THEATRE REVIEW: Youngsters bring Mary Shelley’s Frankenstein to life at Liverpool’s Everyman Theatre

MIXING young people with a production of Frankenstein could turn monstrous but this performance has a spark which brings it to life.

There are no pantominesque green-headed monsters but rather stirring performances with certain individuals achieving a maturity well beyond their years.

Sixteen-year-old Harry Machray is absolutely convincing as the much older Victor Frankenstein as he recounts his horrific history to a ship’s captain.

Hunched over with his hands nervously grasping at each other, Machray wonderfully creates Frankenstein’s anxiety while his slow, sad movements around the stage simultaneously convey his calm resignation to the death he knows is coming.

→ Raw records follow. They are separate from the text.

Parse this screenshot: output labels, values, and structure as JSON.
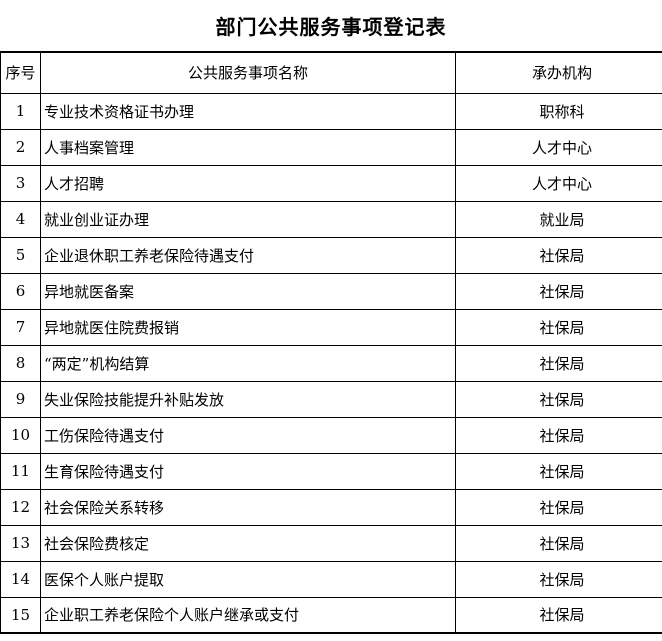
{
  "title": "部门公共服务事项登记表",
  "table": {
    "columns": [
      "序号",
      "公共服务事项名称",
      "承办机构"
    ],
    "rows": [
      {
        "no": "1",
        "name": "专业技术资格证书办理",
        "agency": "职称科"
      },
      {
        "no": "2",
        "name": "人事档案管理",
        "agency": "人才中心"
      },
      {
        "no": "3",
        "name": "人才招聘",
        "agency": "人才中心"
      },
      {
        "no": "4",
        "name": "就业创业证办理",
        "agency": "就业局"
      },
      {
        "no": "5",
        "name": "企业退休职工养老保险待遇支付",
        "agency": "社保局"
      },
      {
        "no": "6",
        "name": "异地就医备案",
        "agency": "社保局"
      },
      {
        "no": "7",
        "name": "异地就医住院费报销",
        "agency": "社保局"
      },
      {
        "no": "8",
        "name": "“两定”机构结算",
        "agency": "社保局"
      },
      {
        "no": "9",
        "name": "失业保险技能提升补贴发放",
        "agency": "社保局"
      },
      {
        "no": "10",
        "name": "工伤保险待遇支付",
        "agency": "社保局"
      },
      {
        "no": "11",
        "name": "生育保险待遇支付",
        "agency": "社保局"
      },
      {
        "no": "12",
        "name": "社会保险关系转移",
        "agency": "社保局"
      },
      {
        "no": "13",
        "name": "社会保险费核定",
        "agency": "社保局"
      },
      {
        "no": "14",
        "name": "医保个人账户提取",
        "agency": "社保局"
      },
      {
        "no": "15",
        "name": "企业职工养老保险个人账户继承或支付",
        "agency": "社保局"
      }
    ]
  },
  "colors": {
    "text": "#000000",
    "border": "#000000",
    "background": "#ffffff"
  }
}
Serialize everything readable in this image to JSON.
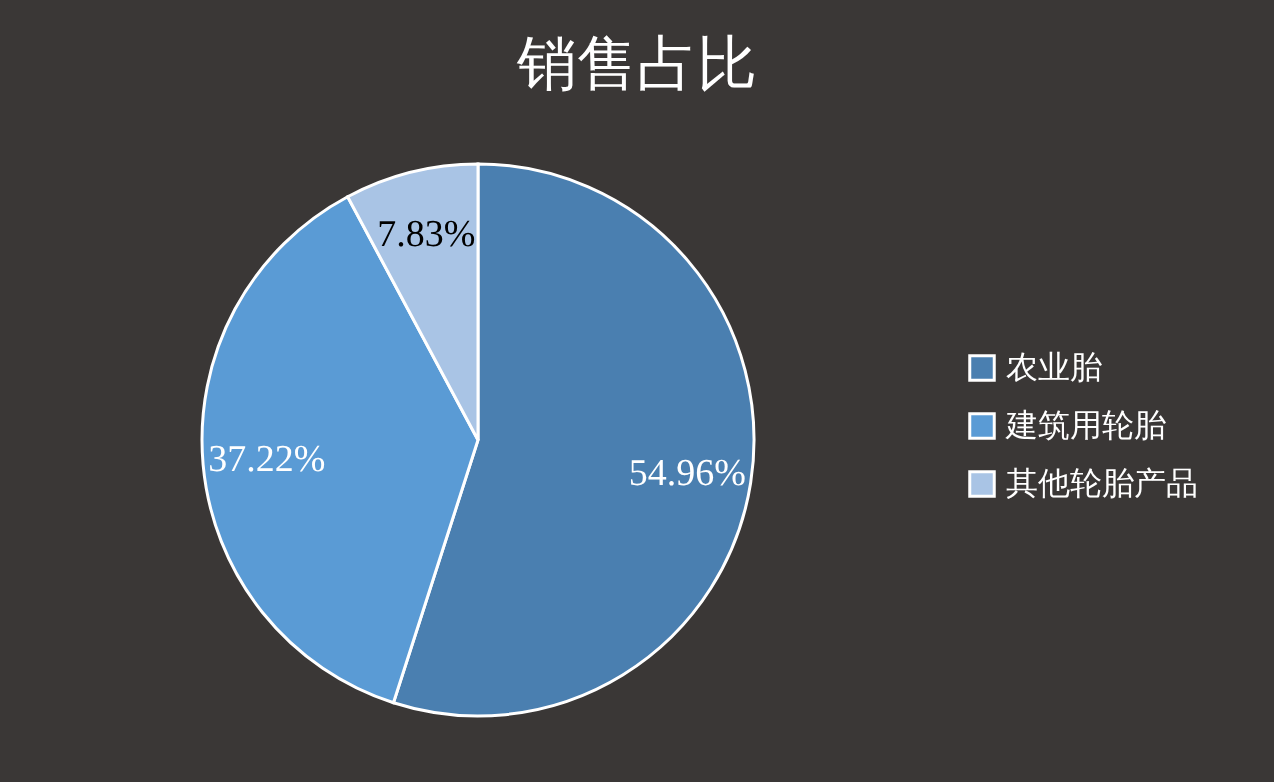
{
  "chart_data": {
    "type": "pie",
    "title": "销售占比",
    "categories": [
      "农业胎",
      "建筑用轮胎",
      "其他轮胎产品"
    ],
    "values": [
      54.96,
      37.22,
      7.83
    ],
    "colors": [
      "#4a7fb0",
      "#5a9bd5",
      "#a9c4e5"
    ],
    "value_labels": [
      "54.96%",
      "37.22%",
      "7.83%"
    ],
    "legend": "right"
  }
}
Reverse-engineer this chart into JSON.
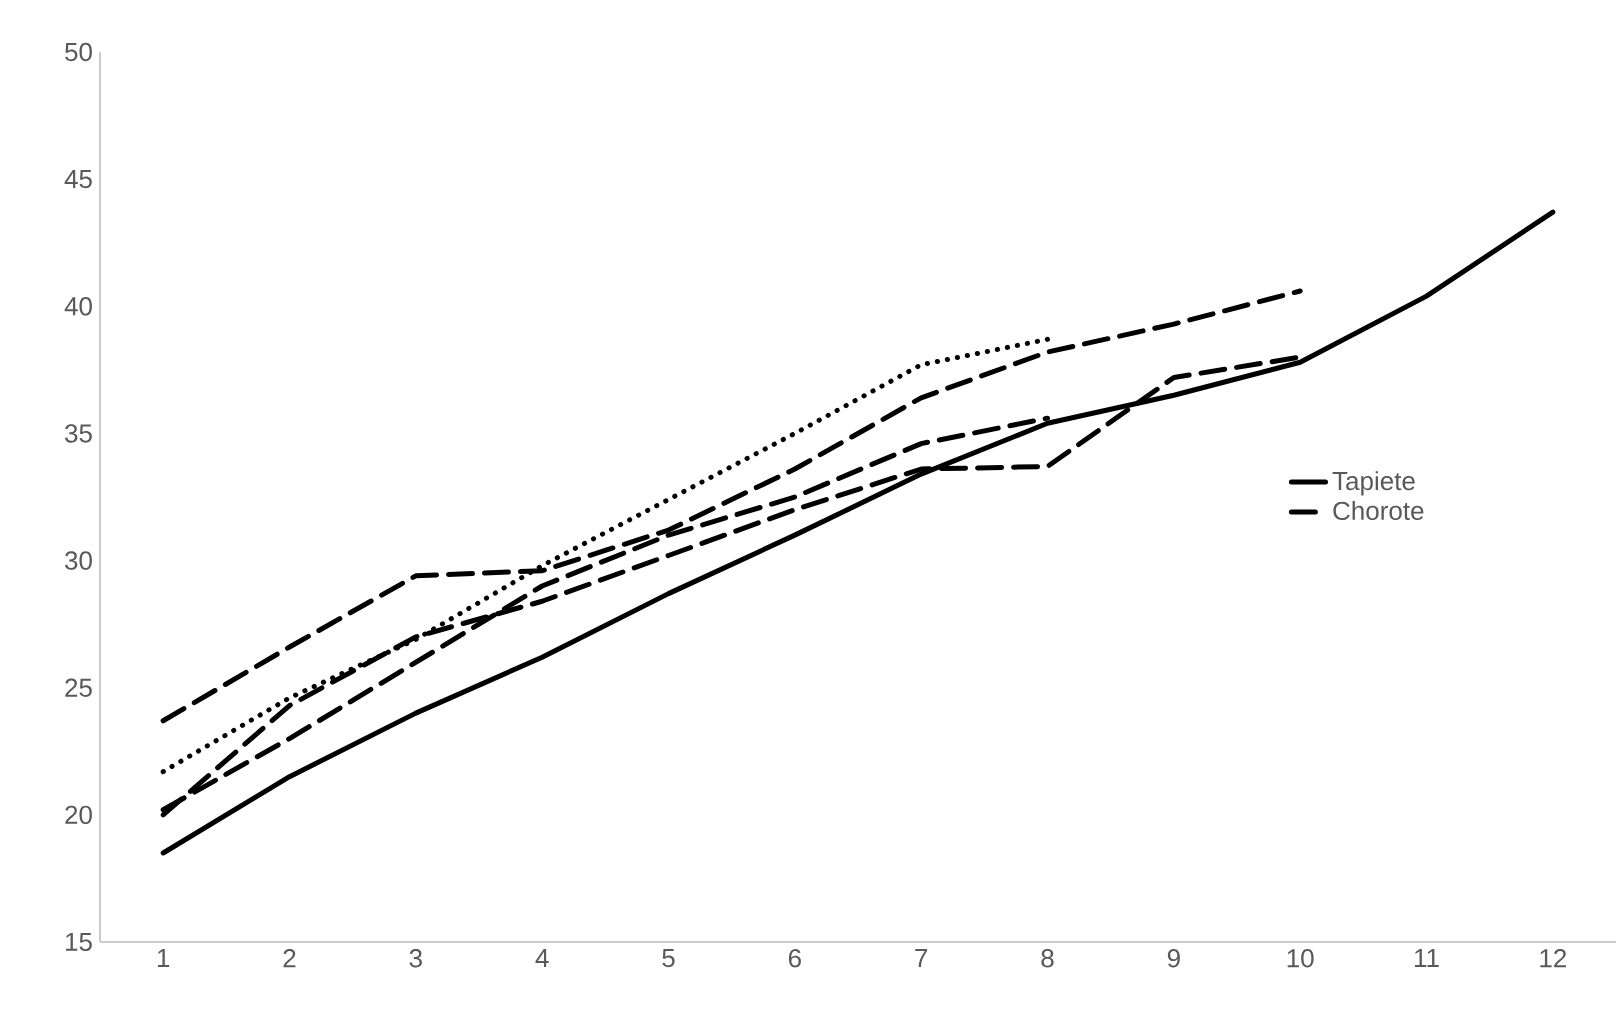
{
  "chart_data": {
    "type": "line",
    "categories": [
      "1",
      "2",
      "3",
      "4",
      "5",
      "6",
      "7",
      "8",
      "9",
      "10",
      "11",
      "12"
    ],
    "ylim": [
      15,
      50
    ],
    "yticks": [
      15,
      20,
      25,
      30,
      35,
      40,
      45,
      50
    ],
    "grid": false,
    "legend": "right",
    "series": [
      {
        "name": "Tapiete",
        "color": "#000000",
        "line_style": "solid",
        "values": [
          18.5,
          21.5,
          24.0,
          26.2,
          28.7,
          31.0,
          33.4,
          35.4,
          36.5,
          37.8,
          40.4,
          43.7
        ]
      },
      {
        "name": "Chorote",
        "color": "#000000",
        "line_style": "dashed",
        "values": [
          20.2,
          23.0,
          26.0,
          29.0,
          31.0,
          32.5,
          34.6,
          35.6,
          null,
          null,
          null,
          null
        ]
      },
      {
        "color": "#000000",
        "line_style": "dashed",
        "values": [
          23.7,
          26.6,
          29.4,
          29.6,
          31.2,
          33.6,
          36.4,
          38.2,
          39.3,
          40.6,
          null,
          null
        ]
      },
      {
        "color": "#000000",
        "line_style": "dotted",
        "values": [
          21.7,
          24.6,
          26.9,
          29.8,
          32.4,
          35.0,
          37.7,
          38.7,
          null,
          null,
          null,
          null
        ]
      },
      {
        "color": "#000000",
        "line_style": "dashed",
        "values": [
          20.0,
          24.3,
          27.0,
          28.4,
          30.2,
          32.0,
          33.6,
          33.7,
          37.2,
          38.0,
          null,
          null
        ]
      }
    ]
  }
}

Less subtle however is the audience’s first glimpse of his monster as it is wheeled on a trolley, feet sticking out from the bottom of a white sheet.

As he sits up in the midst of lightning flashes, the performance nears the tackiness it does well to avoid and creates a comedic moment rather than the drama it probably aimed for.

Budding actor John Burns, 19, remedies this in Frankenstein’s death scene.

With tears in his eyes, this burly teen perfectly communicates a vulnerability to Frankenstein’s monster.

Competent performances also came from Robert Walton, Elizabeth and Henry Clerval.